Registered Member #15
Joined: Thu Feb 02 2006, 01:11PM
Location:
Posts: 3068
The Plasmasonic is a CW type Tesla coil which runs continuously. Audio modulation is accomplished by Class-D modulation at the low side which reproduces the actual audio signal. Also, CW type Tesla coils produce little or no arc noise which is optimal for music reproduction although you need to operate above 3MHz to eliminate arc noise altogether.
DRSSTCs are pulsed Tesla coils. They can only reproduce audio "tones" which are created by varying the PRF frequency of the "pulses." For example, if you want an "A" note, you would pulse the system at 440 Hz. DRSSTCs rely on the arc noise to create the tones.
wrote ...
I would not recommend building the DRSSTC II it is outdated and the new version (The Minibrute) has a lot of new safety features that will increase the reliability of your Tesla. I am currently building McCauley's Minibrute and trust me it is not cheap.
Yes, I agree. The DRSSTC II is what i call a 1st generation DRSSTC in that it utilizes secondary base feedback and no synchronization on the drive circuit / fault detection circuits.
Second generation DRSSTCs such the miniBrute utilize primary current feedback and employ a variety of drive synchronization / fault detection to increase reliability.
Registered Member #1263
Joined: Fri Jan 25 2008, 03:53PM
Location:
Posts: 4
Thank you guys for the input - i'm sorry for the ignorance but i'm new to this i found the plasmasonic schematics on the easternvoltage website, couldnt find them before because they were in the old website. i'm going to go over the schematics today and try to construct a pcb layout.

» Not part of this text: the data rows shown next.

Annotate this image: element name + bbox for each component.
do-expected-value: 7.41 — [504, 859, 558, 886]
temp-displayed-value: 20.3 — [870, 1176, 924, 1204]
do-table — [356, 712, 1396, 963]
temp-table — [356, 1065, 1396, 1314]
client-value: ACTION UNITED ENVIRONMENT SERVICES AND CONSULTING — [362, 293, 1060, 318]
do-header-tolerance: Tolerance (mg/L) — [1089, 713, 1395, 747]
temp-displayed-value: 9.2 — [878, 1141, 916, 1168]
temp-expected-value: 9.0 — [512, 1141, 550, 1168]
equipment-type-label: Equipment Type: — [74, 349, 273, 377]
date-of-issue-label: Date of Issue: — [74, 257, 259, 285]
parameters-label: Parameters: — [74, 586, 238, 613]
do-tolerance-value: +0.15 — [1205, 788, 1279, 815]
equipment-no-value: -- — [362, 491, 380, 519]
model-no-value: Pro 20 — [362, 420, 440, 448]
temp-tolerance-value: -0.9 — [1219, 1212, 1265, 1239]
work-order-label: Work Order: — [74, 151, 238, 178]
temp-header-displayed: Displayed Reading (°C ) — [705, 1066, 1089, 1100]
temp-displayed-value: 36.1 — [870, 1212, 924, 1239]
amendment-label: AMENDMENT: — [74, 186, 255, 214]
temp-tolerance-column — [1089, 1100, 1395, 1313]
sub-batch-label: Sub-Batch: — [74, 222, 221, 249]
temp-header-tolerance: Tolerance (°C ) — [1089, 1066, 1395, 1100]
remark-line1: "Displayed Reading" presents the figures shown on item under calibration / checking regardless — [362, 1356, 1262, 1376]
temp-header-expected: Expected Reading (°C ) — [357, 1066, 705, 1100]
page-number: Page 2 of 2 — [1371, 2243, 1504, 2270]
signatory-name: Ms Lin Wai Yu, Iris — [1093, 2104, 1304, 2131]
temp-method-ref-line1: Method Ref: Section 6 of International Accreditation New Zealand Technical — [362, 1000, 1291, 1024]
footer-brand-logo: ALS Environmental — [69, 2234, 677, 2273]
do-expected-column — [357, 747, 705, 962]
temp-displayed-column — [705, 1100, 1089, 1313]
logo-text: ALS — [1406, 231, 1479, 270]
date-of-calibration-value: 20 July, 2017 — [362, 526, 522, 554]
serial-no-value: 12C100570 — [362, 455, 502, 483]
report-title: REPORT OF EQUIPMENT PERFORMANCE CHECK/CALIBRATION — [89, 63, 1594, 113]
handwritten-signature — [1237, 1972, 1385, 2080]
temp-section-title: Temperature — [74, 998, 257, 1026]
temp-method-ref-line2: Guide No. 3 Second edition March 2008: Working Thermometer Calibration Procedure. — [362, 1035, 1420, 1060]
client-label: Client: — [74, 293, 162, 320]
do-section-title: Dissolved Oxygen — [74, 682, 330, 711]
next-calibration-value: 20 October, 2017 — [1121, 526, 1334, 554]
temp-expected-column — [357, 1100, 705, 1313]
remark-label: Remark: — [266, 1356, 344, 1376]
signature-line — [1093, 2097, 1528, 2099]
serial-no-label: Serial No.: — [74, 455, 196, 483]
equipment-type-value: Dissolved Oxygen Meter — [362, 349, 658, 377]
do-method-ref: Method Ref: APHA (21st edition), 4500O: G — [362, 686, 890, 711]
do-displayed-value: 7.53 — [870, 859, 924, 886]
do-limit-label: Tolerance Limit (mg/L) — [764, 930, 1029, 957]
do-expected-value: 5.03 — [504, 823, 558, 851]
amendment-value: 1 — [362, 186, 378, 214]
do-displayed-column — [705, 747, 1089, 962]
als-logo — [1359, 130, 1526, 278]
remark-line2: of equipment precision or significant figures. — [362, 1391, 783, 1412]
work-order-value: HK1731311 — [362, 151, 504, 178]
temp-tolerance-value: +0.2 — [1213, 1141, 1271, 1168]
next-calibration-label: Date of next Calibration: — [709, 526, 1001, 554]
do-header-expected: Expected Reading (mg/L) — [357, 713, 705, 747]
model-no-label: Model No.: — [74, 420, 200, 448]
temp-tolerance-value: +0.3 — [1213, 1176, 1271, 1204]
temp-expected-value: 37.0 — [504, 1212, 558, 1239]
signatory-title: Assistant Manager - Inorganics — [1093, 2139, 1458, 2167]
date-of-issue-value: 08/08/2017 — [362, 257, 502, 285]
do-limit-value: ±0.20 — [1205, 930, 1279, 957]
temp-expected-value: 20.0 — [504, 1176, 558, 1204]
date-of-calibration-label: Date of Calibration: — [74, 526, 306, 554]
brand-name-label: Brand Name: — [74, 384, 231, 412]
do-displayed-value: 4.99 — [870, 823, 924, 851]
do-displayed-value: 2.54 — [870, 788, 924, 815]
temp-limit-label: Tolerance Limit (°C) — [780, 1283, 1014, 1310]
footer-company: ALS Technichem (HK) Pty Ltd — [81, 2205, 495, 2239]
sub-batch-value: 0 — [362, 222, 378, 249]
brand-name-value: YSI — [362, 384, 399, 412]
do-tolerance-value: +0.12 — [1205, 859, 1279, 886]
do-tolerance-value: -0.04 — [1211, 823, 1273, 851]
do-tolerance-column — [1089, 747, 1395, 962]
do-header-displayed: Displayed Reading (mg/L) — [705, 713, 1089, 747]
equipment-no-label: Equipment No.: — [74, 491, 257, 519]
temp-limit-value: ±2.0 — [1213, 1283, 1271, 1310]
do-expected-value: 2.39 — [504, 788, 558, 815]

i'm glad there are tesla coil forums, makes things alot easier thanks daniel and everyone else for clearing up things for me
Banned on 3/17/2009. Registered Member #487
Joined: Sun Jul 09 2006, 01:22AM
Location:
Posts: 617
I honestly don't see secondary feedback as obsolete. I see it as a different method and it seems to be more forgiving when the primary tunning isnt exact.
Registered Member #15
Joined: Thu Feb 02 2006, 01:11PM
Location:
Posts: 3068
Tom540 wrote ...
I honestly don't see secondary feedback as obsolete. I see it as a different method and it seems to be more forgiving when the primary tunning isnt exact.
Its not obsolete, but performance wise, its inferior to primary feedback. Proper soft-switching is very difficult at best with secondary feedback. Also, considering that the difference between secondary and primary feedback is just the location of the current transformer, its basically awash to which method to use.